Dr. Ink has been seeing the phrase "zero tolerance" in the news lately, and he worries about its use as a substitute for common sense, clear reasoning, and drawing crucial distinctions.

Most recently, it has been applied to the evolution of Catholic Church policy against abusive priests. Short of zero tolerance read a bold headline on the front of a recent St. Pete Times. "Two-day emergency meeting of U.S. cardinals doesn't include a provision to immediately defrock abusive priests." Doc sensed an almost editorial feel to these headlines, as if "zero tolerance" was a virtue and that falling short of it was a dereliction of duty.

Before advocating "zero tolerance" in matters of clerical behavior, Catholics and journalists of all stripe should go online and search the phrase.

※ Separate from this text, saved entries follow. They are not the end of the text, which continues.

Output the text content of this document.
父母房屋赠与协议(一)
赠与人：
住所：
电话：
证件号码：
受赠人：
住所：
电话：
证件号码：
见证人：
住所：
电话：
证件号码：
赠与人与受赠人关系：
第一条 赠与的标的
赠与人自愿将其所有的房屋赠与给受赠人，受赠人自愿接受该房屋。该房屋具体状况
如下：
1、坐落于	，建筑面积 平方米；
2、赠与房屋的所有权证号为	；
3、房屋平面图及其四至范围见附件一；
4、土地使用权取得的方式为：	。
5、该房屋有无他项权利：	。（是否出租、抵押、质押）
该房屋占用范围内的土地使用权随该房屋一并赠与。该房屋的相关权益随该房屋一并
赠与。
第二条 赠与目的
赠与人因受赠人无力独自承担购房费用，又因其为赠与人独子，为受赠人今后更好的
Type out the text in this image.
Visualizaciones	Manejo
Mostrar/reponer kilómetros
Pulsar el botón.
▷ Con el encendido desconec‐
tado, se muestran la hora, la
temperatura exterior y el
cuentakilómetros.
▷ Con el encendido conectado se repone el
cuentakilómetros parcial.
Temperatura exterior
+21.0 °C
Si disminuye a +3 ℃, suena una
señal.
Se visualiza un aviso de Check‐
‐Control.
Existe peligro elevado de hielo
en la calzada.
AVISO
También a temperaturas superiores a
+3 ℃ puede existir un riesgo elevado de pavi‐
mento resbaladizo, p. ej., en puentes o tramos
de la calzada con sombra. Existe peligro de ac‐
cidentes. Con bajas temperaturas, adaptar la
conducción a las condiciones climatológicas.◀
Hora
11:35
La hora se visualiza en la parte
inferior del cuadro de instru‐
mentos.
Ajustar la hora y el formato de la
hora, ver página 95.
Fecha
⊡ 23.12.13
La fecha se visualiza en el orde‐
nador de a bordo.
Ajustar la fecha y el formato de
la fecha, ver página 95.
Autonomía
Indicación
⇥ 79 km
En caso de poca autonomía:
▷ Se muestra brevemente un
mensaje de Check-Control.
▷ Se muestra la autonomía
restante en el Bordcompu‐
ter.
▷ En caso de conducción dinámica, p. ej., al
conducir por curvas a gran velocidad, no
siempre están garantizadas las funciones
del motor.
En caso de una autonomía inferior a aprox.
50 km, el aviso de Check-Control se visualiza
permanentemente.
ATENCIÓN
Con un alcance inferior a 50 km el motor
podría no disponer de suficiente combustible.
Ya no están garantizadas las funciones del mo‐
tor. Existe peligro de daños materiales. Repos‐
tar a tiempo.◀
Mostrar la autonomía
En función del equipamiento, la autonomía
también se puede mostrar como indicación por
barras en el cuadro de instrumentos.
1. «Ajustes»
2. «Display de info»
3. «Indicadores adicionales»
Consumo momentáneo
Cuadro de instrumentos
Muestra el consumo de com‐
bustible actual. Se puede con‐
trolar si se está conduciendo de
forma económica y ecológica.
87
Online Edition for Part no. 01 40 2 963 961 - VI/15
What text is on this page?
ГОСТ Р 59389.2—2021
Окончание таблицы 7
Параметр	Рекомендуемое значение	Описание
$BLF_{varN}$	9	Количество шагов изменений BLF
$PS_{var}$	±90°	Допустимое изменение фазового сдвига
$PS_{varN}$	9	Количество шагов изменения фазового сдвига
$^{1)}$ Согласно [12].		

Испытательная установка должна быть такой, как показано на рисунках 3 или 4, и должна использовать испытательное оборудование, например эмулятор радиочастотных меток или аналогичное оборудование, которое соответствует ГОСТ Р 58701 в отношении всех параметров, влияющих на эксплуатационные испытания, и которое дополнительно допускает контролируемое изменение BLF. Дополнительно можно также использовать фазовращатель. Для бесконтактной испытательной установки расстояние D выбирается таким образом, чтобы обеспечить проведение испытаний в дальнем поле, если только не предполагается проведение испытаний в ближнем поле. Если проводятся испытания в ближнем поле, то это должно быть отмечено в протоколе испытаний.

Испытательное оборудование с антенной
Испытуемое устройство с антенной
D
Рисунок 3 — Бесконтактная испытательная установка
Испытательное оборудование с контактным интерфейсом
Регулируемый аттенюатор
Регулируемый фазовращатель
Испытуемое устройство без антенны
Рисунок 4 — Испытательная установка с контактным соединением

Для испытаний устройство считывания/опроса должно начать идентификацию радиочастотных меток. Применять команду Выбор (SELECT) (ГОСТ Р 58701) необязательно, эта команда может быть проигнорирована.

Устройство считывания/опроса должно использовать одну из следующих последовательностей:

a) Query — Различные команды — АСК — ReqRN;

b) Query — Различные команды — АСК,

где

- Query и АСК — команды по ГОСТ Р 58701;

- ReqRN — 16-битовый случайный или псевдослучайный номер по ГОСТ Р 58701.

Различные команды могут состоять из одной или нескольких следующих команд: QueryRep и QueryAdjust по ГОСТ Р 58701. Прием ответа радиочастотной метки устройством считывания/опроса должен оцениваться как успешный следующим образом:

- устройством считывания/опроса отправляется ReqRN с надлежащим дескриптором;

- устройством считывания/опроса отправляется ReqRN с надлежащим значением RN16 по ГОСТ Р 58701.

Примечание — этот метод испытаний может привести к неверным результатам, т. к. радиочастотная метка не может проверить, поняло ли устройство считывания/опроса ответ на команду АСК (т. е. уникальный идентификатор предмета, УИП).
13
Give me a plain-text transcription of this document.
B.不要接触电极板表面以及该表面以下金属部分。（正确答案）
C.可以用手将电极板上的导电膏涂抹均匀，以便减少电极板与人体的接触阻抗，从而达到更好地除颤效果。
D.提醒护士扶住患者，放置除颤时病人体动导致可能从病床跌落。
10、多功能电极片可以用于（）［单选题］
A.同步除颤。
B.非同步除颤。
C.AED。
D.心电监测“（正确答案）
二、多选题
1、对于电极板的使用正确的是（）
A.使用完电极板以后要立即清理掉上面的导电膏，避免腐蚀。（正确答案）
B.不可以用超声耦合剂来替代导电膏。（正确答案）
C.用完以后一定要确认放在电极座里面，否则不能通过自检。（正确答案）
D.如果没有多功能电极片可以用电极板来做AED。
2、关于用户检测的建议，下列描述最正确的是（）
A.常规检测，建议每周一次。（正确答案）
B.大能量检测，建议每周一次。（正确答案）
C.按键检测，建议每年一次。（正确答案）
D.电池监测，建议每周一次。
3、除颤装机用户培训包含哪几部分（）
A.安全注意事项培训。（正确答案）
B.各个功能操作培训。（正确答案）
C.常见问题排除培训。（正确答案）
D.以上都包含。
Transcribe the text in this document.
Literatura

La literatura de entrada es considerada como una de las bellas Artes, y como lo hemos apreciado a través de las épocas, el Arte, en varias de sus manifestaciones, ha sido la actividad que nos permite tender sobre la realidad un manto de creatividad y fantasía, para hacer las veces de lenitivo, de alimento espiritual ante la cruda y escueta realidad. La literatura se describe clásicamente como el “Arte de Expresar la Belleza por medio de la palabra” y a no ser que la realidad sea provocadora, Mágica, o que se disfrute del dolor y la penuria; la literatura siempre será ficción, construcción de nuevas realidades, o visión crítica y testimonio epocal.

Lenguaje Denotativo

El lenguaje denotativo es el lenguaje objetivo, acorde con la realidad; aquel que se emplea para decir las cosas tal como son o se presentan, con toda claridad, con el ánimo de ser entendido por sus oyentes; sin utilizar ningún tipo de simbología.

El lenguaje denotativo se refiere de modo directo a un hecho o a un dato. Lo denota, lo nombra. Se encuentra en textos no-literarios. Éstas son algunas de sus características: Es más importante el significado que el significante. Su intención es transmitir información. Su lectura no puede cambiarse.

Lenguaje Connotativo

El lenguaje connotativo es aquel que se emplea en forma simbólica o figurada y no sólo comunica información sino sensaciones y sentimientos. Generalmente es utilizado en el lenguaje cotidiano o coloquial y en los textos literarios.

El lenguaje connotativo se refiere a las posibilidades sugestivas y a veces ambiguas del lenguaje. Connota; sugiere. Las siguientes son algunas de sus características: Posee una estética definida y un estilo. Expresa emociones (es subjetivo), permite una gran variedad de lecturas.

In case after case, "zero tolerance" is associated with denial of due process, disproportionate school punishments, and racial profiling.

Zero tolerance has given us the expulsion of students for using a knife in a science experiment, for leaving a butter knife in a car on school grounds, for carrying a folded nail file in a backpack.

Vox populi calls for zero tolerance as a substitute for discretion when the people no longer trust the judgment of leaders. Principals are deemed too lax, so adopt a zero tolerance policy for weapons. Judges are too soft-hearted, so impose mandatory sentences. Now the failure of church leaders to exercise discretion bravely and wisely provokes cries of zero tolerance.

Zero tolerance makes for bad theology, bad ethics, and bad law, which is why we're likely to see a lot more of it.